Because of the file size issue, Db2 needs a local place to build these 5GB files. Details on changing this are above - it's just best to be aware that this exists and how to change it.
For us, backing up to S3 is a go. After this initial POC, I'll be moving forward with implementing this for our databases. I like the externalization and the general ease of use.
I wanted to share a few other articles I referenced on this while working through it.
- IBM blog from Henrik Loeser
- Triton blog from Damir Wilder
- IDUG blog from Philip Nelson - particularly thorough
- Data Henrik blog from Henrik Loeser
For an AWS S3A (URI scheme: s3a), there’s no limit of 5 GB file size for the object.
I wonder if the DB2 backup is still going to be 5 GB chunks in that case too? If yes, then the 5GB splits logic should be from IBM and partitioning of backup images should be more optional in future releases.

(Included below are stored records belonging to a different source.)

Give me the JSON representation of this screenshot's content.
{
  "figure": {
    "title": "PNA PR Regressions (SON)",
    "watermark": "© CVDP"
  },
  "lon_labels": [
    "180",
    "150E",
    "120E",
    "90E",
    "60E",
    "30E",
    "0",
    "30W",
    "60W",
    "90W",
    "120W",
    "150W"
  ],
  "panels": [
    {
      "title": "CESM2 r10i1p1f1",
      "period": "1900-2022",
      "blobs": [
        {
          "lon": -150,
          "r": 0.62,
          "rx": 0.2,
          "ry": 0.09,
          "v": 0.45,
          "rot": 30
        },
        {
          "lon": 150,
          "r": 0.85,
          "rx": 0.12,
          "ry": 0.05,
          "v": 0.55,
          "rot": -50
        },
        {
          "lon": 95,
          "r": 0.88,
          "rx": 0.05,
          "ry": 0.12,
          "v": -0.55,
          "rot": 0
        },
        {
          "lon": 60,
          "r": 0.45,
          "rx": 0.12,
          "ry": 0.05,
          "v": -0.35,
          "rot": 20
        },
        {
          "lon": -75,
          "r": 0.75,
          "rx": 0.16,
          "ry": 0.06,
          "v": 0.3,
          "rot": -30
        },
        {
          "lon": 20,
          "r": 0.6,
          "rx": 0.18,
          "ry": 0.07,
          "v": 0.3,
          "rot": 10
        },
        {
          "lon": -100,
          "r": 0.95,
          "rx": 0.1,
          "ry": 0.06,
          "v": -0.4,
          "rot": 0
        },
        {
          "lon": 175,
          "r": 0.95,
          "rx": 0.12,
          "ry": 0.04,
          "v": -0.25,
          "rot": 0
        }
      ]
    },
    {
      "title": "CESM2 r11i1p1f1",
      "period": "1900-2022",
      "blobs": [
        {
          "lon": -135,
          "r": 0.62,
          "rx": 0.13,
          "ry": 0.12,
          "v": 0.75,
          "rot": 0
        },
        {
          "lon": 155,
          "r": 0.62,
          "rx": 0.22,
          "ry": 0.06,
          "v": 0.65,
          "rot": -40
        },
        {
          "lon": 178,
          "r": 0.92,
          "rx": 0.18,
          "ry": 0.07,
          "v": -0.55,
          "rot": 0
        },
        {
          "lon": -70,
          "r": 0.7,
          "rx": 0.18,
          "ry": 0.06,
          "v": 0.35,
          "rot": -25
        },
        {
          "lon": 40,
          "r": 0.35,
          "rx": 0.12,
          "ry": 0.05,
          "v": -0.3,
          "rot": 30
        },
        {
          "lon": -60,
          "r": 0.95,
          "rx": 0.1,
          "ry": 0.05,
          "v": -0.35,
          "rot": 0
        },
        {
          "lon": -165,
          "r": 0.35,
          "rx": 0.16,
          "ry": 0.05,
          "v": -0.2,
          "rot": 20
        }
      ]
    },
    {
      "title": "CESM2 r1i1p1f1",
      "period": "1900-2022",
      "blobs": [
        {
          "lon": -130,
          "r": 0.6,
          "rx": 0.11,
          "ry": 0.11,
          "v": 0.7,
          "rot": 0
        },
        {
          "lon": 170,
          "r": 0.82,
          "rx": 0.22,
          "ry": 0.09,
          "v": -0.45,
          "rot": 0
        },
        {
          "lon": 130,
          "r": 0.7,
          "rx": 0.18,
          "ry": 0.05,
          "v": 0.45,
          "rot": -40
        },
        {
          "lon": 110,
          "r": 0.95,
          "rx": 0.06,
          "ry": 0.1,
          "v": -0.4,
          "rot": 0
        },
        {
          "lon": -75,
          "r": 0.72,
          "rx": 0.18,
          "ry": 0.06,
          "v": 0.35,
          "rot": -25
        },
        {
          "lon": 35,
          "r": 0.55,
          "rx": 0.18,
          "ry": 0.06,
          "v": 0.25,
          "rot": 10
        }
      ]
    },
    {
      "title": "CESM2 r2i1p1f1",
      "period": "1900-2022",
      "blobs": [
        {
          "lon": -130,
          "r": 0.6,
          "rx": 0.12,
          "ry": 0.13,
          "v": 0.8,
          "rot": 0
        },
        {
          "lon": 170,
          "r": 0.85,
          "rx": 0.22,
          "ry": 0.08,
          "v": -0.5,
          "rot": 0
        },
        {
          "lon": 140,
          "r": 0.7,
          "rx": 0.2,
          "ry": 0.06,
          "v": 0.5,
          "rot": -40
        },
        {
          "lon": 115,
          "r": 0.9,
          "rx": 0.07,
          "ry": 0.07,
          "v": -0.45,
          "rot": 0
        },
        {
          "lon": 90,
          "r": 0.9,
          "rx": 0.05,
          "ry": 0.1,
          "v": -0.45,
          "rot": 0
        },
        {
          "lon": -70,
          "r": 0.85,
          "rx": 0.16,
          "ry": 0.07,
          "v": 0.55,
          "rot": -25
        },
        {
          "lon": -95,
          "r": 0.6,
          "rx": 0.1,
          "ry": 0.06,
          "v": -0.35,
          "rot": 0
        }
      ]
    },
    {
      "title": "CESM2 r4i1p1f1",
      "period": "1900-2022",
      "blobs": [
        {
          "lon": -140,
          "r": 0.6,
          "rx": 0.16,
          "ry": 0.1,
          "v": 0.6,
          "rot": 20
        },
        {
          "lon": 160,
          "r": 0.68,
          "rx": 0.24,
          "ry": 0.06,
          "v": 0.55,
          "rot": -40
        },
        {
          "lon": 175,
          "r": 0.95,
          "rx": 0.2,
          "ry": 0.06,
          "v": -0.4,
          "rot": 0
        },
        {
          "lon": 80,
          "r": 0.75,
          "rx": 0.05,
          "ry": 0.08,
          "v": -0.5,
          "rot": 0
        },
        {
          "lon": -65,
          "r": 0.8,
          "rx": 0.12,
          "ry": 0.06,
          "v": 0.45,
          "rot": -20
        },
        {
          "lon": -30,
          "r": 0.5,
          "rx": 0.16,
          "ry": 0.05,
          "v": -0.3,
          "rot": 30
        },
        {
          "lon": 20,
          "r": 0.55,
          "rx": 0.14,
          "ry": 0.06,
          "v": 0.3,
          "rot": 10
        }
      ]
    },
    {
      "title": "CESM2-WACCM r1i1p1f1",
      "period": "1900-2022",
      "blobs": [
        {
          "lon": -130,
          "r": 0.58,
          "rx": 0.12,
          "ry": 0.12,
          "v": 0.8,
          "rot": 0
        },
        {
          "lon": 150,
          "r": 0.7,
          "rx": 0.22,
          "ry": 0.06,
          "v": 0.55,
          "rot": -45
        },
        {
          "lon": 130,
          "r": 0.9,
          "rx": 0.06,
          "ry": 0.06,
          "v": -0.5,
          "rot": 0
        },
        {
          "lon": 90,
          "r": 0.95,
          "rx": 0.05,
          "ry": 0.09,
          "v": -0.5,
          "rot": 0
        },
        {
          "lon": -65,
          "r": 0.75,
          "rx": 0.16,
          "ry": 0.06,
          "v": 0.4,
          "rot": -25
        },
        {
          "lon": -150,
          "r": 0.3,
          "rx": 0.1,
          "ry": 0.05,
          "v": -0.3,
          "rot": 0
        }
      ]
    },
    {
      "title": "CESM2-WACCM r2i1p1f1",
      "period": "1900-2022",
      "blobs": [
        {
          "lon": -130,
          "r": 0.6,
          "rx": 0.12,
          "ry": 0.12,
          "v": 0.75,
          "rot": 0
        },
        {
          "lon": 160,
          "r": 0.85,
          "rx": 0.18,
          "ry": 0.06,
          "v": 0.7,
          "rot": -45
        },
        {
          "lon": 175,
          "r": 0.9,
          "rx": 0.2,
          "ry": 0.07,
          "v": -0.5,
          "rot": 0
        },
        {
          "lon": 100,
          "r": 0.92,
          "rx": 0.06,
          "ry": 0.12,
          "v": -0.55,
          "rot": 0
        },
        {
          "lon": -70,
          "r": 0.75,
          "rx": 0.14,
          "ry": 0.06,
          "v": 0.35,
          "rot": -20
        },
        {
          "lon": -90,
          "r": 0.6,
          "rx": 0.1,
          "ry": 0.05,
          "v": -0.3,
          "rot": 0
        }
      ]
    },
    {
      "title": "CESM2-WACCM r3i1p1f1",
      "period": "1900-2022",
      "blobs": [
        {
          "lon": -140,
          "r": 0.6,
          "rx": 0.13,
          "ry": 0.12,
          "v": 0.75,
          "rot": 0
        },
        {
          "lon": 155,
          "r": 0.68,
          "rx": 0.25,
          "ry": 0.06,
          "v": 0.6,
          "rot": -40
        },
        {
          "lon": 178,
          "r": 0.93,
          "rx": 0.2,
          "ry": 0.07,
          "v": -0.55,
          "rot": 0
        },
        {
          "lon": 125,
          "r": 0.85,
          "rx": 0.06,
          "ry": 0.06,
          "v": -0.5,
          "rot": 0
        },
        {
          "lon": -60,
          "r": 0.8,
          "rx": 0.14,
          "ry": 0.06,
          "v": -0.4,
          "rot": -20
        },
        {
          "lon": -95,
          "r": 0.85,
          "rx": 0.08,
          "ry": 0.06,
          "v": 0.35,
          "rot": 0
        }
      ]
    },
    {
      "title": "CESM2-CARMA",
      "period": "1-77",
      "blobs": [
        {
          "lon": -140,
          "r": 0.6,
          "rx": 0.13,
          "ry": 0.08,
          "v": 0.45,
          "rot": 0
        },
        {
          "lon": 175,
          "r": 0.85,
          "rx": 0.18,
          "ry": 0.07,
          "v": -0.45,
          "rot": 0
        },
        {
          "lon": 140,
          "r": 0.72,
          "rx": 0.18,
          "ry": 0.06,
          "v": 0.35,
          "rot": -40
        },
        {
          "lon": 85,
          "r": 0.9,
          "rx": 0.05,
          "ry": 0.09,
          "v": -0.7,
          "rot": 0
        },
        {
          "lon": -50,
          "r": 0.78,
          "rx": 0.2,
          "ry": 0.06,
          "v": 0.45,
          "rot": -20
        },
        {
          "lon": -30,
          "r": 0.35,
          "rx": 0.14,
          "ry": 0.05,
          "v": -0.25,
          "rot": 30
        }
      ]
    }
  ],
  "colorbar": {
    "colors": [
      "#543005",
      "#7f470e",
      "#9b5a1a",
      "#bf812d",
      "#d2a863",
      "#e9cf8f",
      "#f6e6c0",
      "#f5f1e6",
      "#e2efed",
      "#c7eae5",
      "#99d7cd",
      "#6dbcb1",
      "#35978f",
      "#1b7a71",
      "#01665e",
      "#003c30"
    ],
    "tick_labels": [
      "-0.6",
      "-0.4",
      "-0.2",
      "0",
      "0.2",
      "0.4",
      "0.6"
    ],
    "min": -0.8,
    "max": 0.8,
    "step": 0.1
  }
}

Great article, many thanks for this ! Once moved into AWS it seems to be a manual process to either keep x number of backups or remove anything over a certain age, unless someone has found another way to do this ? It’d be nice if the DB2 NUM_DB_BACKUPS parameter worked with the S3 backups.
Agreed. Working on having the buckets delete stuff themselves for that part.
My company is in the beginning stages of a Lift and Shift of DB2 on Linux to AWS EC2. We currently backup DB2 to an external Linux server through NFS mounts. Did you look at any other options like EFS or even FSx? I’m pushing S3, but my company seems to think FSx is the best option even though that’s primarily for Windows servers.
S3 was the answer for us. 11 9’s of durability can’t really be beat, and the cost is pretty good. I haven’t explored the options. NFS mounts have their own issues – making sure they’re available on reboot, etc. Using an NFS mount seems to add a point of failure most of the time.